16 July : Lesser Flamingos at Fuente de Piedra

As many of you will know from the not infrequent mentions in my blogs over the years, there have been many records at Fuente de Piedra of Lesser Flamingos, the smaller African cousin of our Greater Flamingo. I'm sure that many of you, both resident and visiting down here, have seen one or more birds over the years, usually over to the far left of the information centre and mirador where there is a fresh water inlet.
There have been records of up to 7 birds at a time and there has been at least one attempt at breeding when a pair was photographed within the colony with an egg clearly visible in the nest. Nothing came of that attempt, that we are aware of.
Then, two years ago, there was another breeding attempt at Manjavacas lake in Cuenca province when a photograph taken on 1 May of a pair of Lesser Flamingos with an egg was published in www.rarebirdspain.net. The next news of that pair was that they had been seen with a chick on 31 May, but then there was another record dated 1 June of the pair still with an egg. So, did they breed or not? In view of the lack of convincing evidence that I would consider proof, the fact that they adults were standing by a flamingo chick, is, to my mind, insufficient plus there is the contradiction in the same web page.
In the mean time, I understand that about two years ago a pair nested in Italy, successfully or not I do not know as I have no further details.
This last winter-spring I knew that at least two and often three birds had been seen regularly but never at the usual drinking site, always down at the far end of the lake where there is the colony nesting area. In fact, I only saw them once, on 17 May when by chance, searching for them from above at the far western end, I happened to see a pair, the male following the female and mated with her without falling off - always a problem with those long legs! Four days later another mating between them was seen at Veta la Palma on the edge of Doñana.

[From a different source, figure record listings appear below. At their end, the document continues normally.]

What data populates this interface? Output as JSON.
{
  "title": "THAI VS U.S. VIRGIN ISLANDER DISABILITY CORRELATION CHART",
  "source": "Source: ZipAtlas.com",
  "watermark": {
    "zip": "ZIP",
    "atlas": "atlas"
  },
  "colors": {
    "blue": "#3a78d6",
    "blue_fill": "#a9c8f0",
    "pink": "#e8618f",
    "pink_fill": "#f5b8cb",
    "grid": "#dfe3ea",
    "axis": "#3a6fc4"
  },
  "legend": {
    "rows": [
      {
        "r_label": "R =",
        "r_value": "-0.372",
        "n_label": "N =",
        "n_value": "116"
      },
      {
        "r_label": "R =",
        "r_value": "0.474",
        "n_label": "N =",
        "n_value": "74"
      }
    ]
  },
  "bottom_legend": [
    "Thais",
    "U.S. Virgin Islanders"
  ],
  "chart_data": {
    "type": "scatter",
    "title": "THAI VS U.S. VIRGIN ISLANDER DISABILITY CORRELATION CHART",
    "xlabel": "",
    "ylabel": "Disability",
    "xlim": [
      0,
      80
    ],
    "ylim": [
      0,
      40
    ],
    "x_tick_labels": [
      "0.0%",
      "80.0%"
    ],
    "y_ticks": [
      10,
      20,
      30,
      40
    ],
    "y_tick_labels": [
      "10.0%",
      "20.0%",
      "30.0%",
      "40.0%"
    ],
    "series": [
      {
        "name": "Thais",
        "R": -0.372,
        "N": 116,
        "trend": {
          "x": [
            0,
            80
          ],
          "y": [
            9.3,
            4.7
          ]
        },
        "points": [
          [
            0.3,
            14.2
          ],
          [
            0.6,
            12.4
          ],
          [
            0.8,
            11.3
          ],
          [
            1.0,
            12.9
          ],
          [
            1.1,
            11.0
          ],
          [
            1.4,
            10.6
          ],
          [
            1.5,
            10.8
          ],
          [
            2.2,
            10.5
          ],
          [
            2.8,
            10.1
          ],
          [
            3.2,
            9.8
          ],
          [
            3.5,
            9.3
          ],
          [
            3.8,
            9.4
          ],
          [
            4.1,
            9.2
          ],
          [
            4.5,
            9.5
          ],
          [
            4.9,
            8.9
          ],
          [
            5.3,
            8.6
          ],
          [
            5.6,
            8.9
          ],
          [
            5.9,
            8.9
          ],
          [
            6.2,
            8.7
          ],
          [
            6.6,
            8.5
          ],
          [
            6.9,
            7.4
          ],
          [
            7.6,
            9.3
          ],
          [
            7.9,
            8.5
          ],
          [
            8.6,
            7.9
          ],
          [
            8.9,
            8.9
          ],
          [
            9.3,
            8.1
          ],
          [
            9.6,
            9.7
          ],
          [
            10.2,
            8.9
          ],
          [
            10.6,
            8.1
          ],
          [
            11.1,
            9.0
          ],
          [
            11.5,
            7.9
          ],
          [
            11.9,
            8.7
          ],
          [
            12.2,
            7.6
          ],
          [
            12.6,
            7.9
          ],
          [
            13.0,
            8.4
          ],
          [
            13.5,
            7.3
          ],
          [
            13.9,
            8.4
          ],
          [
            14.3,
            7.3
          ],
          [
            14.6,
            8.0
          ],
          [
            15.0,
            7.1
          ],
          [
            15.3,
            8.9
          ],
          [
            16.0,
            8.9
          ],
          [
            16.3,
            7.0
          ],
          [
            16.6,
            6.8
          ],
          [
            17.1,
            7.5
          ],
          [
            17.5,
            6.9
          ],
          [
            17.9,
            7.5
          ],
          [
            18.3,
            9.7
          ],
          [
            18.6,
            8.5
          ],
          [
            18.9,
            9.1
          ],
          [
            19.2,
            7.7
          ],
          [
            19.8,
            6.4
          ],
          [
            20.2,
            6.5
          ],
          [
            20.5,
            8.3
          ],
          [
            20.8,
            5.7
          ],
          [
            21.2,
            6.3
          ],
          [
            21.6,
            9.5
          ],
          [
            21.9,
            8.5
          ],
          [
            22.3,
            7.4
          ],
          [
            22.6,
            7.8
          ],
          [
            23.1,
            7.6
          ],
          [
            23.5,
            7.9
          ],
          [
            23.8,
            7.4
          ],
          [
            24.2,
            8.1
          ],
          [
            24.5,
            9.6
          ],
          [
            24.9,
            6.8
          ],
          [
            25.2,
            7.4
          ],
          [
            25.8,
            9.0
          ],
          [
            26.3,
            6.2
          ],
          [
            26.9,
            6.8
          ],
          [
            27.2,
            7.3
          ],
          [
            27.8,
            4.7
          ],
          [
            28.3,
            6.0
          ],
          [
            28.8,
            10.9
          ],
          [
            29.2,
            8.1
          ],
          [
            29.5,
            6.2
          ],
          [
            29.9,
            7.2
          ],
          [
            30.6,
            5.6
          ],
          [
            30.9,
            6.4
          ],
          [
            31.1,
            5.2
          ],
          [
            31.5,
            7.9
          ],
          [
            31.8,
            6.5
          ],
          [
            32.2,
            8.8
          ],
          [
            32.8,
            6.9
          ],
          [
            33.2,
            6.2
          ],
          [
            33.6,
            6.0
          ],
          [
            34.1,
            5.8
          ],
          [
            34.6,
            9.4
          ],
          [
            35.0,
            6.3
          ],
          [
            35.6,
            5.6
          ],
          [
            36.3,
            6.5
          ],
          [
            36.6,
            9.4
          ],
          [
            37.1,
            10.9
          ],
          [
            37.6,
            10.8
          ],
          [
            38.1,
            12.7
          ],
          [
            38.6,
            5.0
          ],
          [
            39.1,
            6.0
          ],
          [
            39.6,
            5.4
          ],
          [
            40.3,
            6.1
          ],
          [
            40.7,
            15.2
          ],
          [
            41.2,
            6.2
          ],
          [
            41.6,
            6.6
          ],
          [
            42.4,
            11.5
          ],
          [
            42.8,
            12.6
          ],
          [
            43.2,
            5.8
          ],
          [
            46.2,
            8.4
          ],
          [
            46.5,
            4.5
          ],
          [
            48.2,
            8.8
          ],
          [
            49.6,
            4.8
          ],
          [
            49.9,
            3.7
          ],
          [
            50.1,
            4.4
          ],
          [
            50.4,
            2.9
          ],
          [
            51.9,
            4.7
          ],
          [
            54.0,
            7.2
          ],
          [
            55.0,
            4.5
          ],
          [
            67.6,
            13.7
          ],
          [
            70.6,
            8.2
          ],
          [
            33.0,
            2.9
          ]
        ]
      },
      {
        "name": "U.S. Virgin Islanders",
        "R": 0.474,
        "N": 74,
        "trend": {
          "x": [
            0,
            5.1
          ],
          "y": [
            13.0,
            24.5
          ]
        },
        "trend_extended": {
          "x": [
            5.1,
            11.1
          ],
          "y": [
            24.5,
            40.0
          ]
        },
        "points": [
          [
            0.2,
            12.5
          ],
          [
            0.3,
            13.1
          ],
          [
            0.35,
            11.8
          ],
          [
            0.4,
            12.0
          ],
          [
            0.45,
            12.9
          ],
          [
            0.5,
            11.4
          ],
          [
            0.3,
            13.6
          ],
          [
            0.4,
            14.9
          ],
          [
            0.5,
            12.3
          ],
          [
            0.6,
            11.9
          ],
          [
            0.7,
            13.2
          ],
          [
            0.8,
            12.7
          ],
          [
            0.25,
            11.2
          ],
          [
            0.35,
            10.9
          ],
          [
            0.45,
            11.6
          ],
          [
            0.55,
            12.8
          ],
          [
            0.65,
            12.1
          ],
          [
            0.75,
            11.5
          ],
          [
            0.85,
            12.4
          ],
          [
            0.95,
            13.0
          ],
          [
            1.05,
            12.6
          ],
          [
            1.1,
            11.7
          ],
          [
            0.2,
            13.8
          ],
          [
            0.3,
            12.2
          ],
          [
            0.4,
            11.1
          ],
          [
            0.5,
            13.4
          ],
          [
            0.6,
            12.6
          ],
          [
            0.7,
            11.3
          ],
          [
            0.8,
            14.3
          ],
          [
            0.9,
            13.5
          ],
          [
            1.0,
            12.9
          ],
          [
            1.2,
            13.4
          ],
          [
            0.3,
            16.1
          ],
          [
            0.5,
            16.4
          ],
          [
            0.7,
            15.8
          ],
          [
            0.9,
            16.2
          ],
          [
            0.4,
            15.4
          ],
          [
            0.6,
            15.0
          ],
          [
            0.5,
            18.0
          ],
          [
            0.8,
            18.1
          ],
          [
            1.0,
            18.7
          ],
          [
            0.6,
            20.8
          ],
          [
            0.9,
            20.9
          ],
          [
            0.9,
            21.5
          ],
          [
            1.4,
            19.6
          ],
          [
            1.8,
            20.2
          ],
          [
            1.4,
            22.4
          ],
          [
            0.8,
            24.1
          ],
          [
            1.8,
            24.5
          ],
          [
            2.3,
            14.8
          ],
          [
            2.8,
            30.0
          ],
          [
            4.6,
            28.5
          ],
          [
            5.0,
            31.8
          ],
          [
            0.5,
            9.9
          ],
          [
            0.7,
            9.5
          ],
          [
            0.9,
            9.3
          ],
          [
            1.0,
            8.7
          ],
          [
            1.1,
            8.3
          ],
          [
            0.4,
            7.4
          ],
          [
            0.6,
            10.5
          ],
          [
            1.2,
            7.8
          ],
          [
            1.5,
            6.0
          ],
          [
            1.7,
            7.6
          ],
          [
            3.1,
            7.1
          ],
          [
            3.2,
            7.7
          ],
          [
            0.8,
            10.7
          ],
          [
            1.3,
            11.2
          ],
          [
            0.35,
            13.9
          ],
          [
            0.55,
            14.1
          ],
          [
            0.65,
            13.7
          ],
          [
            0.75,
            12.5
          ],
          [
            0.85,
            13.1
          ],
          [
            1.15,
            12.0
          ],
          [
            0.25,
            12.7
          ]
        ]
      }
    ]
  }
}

The next news that I had was that the pair were nesting in the midst of a group of some 3.000 pairs of Gretaers - try finding them in that little lot, especially as they are smaller and hide maongst their bigger bretheren. All we could do was hope and then there wss the news that a chick had apparently hatched and we waited.
Finally, last Thursday afternoon, 11 July, a bird, presumed to be the male, was seen feeding a chick estimated to be some 25 days old from its development and comparing with that of juvenile Greater Flamingos. Breeding has been successful so far, the chick has survived the first critical 7-10 days and is in the nursery. It was seen again at the weekend and the bigger it gets the better its chances of survival.
So, where are these Lesser Flamingos from? Therein lies a small problem. It is a known fact that there have been and are escapes from zoological collections flying around. Indeed, back in the ringing of 1999 an adult bird was trapped, a superb thing to see close up with its dark ruby red eye and all black bill. But it was from a collection as it bore a metal collection ring. Others have escaped from a collection in Belgium and at least two have been seen in Spain but these, thanks to an intelligent owner/curator, all carry red plastic rings with individual codes such as those that we put on the Greaters.
So do we get wild birds up in southern Spain? I have long maintained that it was possible and the rarities Committee persisted for years in mainatining them as a category D species - one of unknown origin, possibly escaped - but only a couple of years ago it was admitted that there must be a presence of genuinely wild birds which puts them in category A. There is a breeding population, only a few thousand pairs, down in Senegal-Mauritania. But our birds also get down there in the non breeding period and there is no reason at all why the smaller Lessers not attach themselves to a flock of Greaters and end up here. I have seen up to 4 together without any rings at all visible at Fuente de Piedra and there have been records of up to 7 at once.
So, is this start of greater things? Only time and rainfall to fill the lake will tell.
I went up there early this morning, a beautiful one, not to try and see the adults or chick, a virtually impossible task as there some 22.000 pairs of adults and in excess of 14.000 chicks in the lake. It is an incredible sight, with masses of chicks down at the west end. It's worth a visit.
And there were also 3 Black Kites and 2 Buzzards!